NVIDIA has introduced Polar, a new rollout framework designed to streamline reinforcement learning for language agents by enabling training across existing coding harnesses without requiring modifications to their underlying code. By acting as a proxy at the model API boundary, Polar allows researchers to connect complex agent software—such as Codex CLI, Claude Code, Qwen Code, and Pi—directly to training pipelines. This approach addresses the traditional engineering challenge of integrating agent harnesses, which often require extensive rewrites to function within standard reinforcement learning environments.

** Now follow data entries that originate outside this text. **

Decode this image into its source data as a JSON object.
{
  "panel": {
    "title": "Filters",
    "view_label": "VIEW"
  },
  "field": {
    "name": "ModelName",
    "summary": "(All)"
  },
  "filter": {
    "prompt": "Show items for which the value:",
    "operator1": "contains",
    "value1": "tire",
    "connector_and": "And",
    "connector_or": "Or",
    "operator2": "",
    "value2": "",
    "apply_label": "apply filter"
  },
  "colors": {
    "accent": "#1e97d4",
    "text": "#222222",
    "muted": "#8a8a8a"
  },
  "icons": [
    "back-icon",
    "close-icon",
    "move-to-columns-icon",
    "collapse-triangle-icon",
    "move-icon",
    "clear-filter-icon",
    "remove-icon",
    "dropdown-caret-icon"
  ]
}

Simplifying Agent Integration

The core innovation of Polar is its ability to intercept model calls at the API level. Instead of forcing developers to rewrite harness logic to fit specific framework APIs, Polar places a gateway proxy between the agent and the model. This proxy detects the provider API, normalizes requests into a unified format, and captures essential token-level data, including prompt IDs, sampled response tokens, and log probabilities. By simply pointing a harness’s model base URL to the Polar gateway, researchers can capture execution details that are otherwise lost in conventional integration methods.
The framework architecture consists of a rollout server and gateway nodes. The rollout server manages task requests and distributes sessions, while gateway nodes oversee the lifecycle of each session, from runtime initialization to trajectory building and evaluation. This design ensures that CPU-heavy tasks, such as runtime preparation, occur off the critical path, preventing bottlenecks during GPU-bound agent execution.

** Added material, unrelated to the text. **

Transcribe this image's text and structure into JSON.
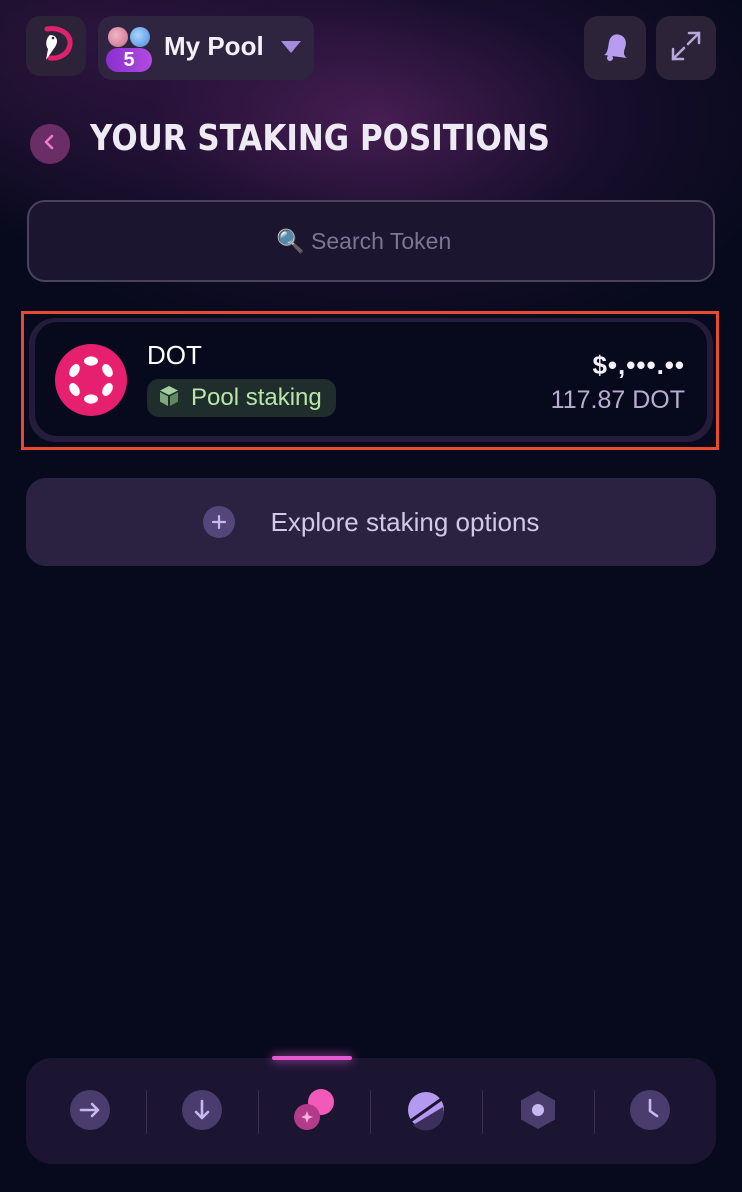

Optimizing Trajectory Reconstruction

Polar offers two primary strategies for reconstructing trainable trajectories: per-request and prefix-merging. While the per-request builder treats every model call as an independent trace, it can fragment multi-turn sessions. In contrast, the prefix-merging builder reconstructs longer, more coherent traces by partitioning completions into ordered chains based on token-prefix relations. Experiments demonstrate that prefix-merging significantly enhances efficiency, reducing the number of trainer updates from 1,185 to 218 and providing a 5.39x speedup in wall-clock time compared to the per-request method.

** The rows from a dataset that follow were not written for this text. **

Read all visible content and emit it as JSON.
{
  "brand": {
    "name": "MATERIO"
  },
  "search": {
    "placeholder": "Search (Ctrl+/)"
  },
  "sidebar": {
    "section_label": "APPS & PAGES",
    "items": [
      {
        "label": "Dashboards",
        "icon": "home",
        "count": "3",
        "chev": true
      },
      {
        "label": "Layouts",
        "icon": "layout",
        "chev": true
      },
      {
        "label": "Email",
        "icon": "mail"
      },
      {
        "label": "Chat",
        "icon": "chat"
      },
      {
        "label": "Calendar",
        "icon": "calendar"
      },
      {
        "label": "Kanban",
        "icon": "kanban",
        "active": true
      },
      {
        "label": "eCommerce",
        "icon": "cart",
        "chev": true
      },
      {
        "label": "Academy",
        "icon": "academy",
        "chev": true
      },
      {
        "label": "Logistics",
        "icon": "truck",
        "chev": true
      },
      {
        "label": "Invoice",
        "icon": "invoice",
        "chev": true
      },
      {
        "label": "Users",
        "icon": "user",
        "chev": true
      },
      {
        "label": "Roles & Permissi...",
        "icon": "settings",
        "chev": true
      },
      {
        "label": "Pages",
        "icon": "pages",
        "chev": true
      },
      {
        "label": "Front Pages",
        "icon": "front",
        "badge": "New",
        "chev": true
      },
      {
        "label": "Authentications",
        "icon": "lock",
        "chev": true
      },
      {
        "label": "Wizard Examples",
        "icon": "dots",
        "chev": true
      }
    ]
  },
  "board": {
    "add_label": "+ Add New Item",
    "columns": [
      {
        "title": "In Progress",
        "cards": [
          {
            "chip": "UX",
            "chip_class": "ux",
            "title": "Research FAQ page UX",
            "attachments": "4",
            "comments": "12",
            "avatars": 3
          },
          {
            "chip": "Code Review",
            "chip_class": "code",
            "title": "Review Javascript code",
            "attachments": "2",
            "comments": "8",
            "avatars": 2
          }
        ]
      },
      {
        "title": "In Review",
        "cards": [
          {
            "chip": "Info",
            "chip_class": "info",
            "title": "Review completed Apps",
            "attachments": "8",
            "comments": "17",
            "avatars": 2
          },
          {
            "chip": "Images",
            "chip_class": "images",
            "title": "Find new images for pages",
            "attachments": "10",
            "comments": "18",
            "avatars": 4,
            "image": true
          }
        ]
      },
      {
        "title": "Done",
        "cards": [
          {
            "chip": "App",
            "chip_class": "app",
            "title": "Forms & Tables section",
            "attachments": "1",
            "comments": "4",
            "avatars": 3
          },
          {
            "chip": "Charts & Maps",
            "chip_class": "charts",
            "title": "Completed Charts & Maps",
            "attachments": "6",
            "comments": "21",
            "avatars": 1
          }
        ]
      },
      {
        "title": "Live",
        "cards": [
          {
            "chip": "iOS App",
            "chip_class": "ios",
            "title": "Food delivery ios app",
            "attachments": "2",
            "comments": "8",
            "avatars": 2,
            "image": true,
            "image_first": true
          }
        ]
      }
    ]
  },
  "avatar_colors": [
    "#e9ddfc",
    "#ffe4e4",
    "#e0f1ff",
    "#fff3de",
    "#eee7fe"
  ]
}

Performance and Application

When applied to the Qwen3.5-4B model using Group Relative Policy Optimization (GRPO), Polar demonstrated significant performance gains on the SWE-Bench Verified benchmark. The framework achieved a 22.6-point improvement on the Codex harness, proving its effectiveness in aligning models with unfamiliar action protocols. Even on well-aligned harnesses like Qwen Code, Polar delivered measurable gains.
Beyond online reinforcement learning, Polar functions as a distributed offline data generation service. In testing, the framework generated 504 accepted SFT trajectories from 1,638 attempts, maintaining a 30.8% acceptance rate. By enabling researchers to capture high-quality, token-faithful data directly from native coding environments, Polar provides a versatile tool for both training and data collection, now released as open source under NeMo Gym.